Avec la victoire de l’extrême droite aux élections de septembre dernier, le PD doit affronter à la fois une crise d’identité et de direction.
Curieusement, il a séparé le débat sur les « valeurs » (l’identité) réservé à une commission et la désignation du nouveau secrétaire du parti par le système des primaires. Lors d’un premier tour, ces primaires ont d’abord été réservées aux membres du parti chargés de désigner les deux candidat(e)s finalistes.
Ensuite, ce 26 février, ce seront des primaires « ouvertes » qui éliront le ou la nouvelle secrétaire du PD. Cela signifie que tout citoyen, muni de sa carte d’électeur et s’acquittant d’un droit de vote de 2 € pourra participer au scrutin dans l’un des 5000 bureaux installés par le PD. Les dirigeants du PD espèrent la participation d’un million d’électeurs.
Objectif sans doute trop optimiste vu la désaffection générale de la participation. De plus, c’est un mode d’élection pervers qui a déjà démontré — et pas seulement en Italie — qu’il affaiblissait la structure-parti de plus en plus portée à la personnalisation de la politique. Et il permet aux électeurs d’un jour de modifier le choix des membres du parti qui, eux, ont participé à des débats et à des congrès préparatoires. Et c’est donc finalement cet électorat volatil et variable qui a le dernier mot.

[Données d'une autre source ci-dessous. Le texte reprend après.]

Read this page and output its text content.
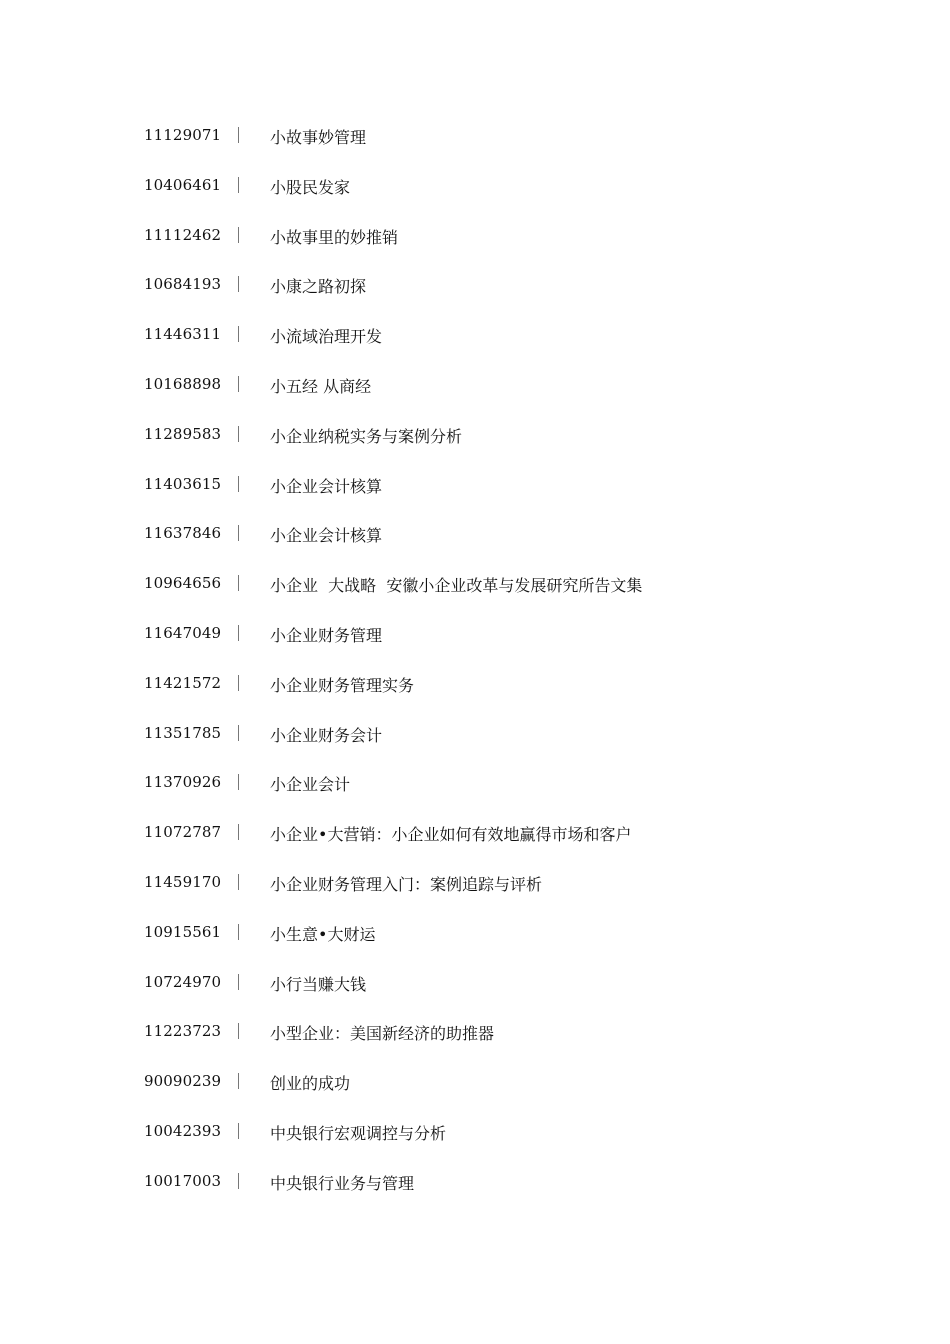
11129071	小故事妙管理
10406461	小股民发家
11112462	小故事里的妙推销
10684193	小康之路初探
11446311	小流域治理开发
10168898	小五经 从商经
11289583	小企业纳税实务与案例分析
11403615	小企业会计核算
11637846	小企业会计核算
10964656	小企业  大战略  安徽小企业改革与发展研究所告文集
11647049	小企业财务管理
11421572	小企业财务管理实务
11351785	小企业财务会计
11370926	小企业会计
11072787	小企业•大营销：小企业如何有效地赢得市场和客户
11459170	小企业财务管理入门：案例追踪与评析
10915561	小生意•大财运
10724970	小行当赚大钱
11223723	小型企业：美国新经济的助推器
90090239	创业的成功
10042393	中央银行宏观调控与分析
10017003	中央银行业务与管理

Ceux de Mercatale VP se sont donc réunis il y a quelques jours dans une salle désormais trop grande pour les 28 rescapés (sur un total de 38) membres de la section locale du PD. Une salle de la Casa del Popolo qui a connu jadis des jours de gloire et de débats plus animés. Ce soir-là, le public majoritairement âgé écoutera d’une oreille distraite la lecture interminablement monotone des programmes des quatre candidat.e.s à la direction du parti.
Plus qu’une véritable vision de ce que devrait être un nouveau PD, ce sera un catalogue de mesures sociales, économiques, écologiques et culturelles où la question de la diversité et du genre occupe désormais une place justement respectable. Le débat n’enflammera pas l’assemblée même si quelques vieux militants, survivants du PCI, retrouvaient dans la prise de parole une énergie perdue.

Tout de même, une intervention viendra rompre le ronronnement idéologique. Une intervention symbolique, car c’est celle d’un homme qui incarne à Mercatale la continuité et la fidélité à la gauche : du PCI au PD en passant par ses divers avatars (PDS, DS). Il en sera à chaque fois le dirigeant local très soucieux de la légitimité des responsables « du parti ».
Mais cette fois Vincenzo B. va briser le consensus et exprimer une critique radicale. « Je regrette profondément, dira-t-il, que ce congrès soit une occasion manquée. Nous devions nous interroger sur notre identité politique, sur la nature même de notre parti. Cela n’a pas été le cas, il a surtout été question du changement de dirigeants et pas vraiment de notre ligne politique. » Cette intervention qui illustre l’incapacité du PD de se remettre véritablement en cause étonnera aussi la petite assemblée parce qu’elle est le fait de l’un des plus légitimistes d’entre eux, mais elle ne provoquera pas de débat.
La cause était entendue pour la poignée de militants présents : ils voteront largement pour le candidat favori, Stefano Bonaccini, le populaire gouverneur de l’Emilie Romagne, administrateur type des anciennes régions rouges, avant tout pragmatique et réformiste modéré. À Mercatale, il obtiendra 18 voix sur 28 électeurs.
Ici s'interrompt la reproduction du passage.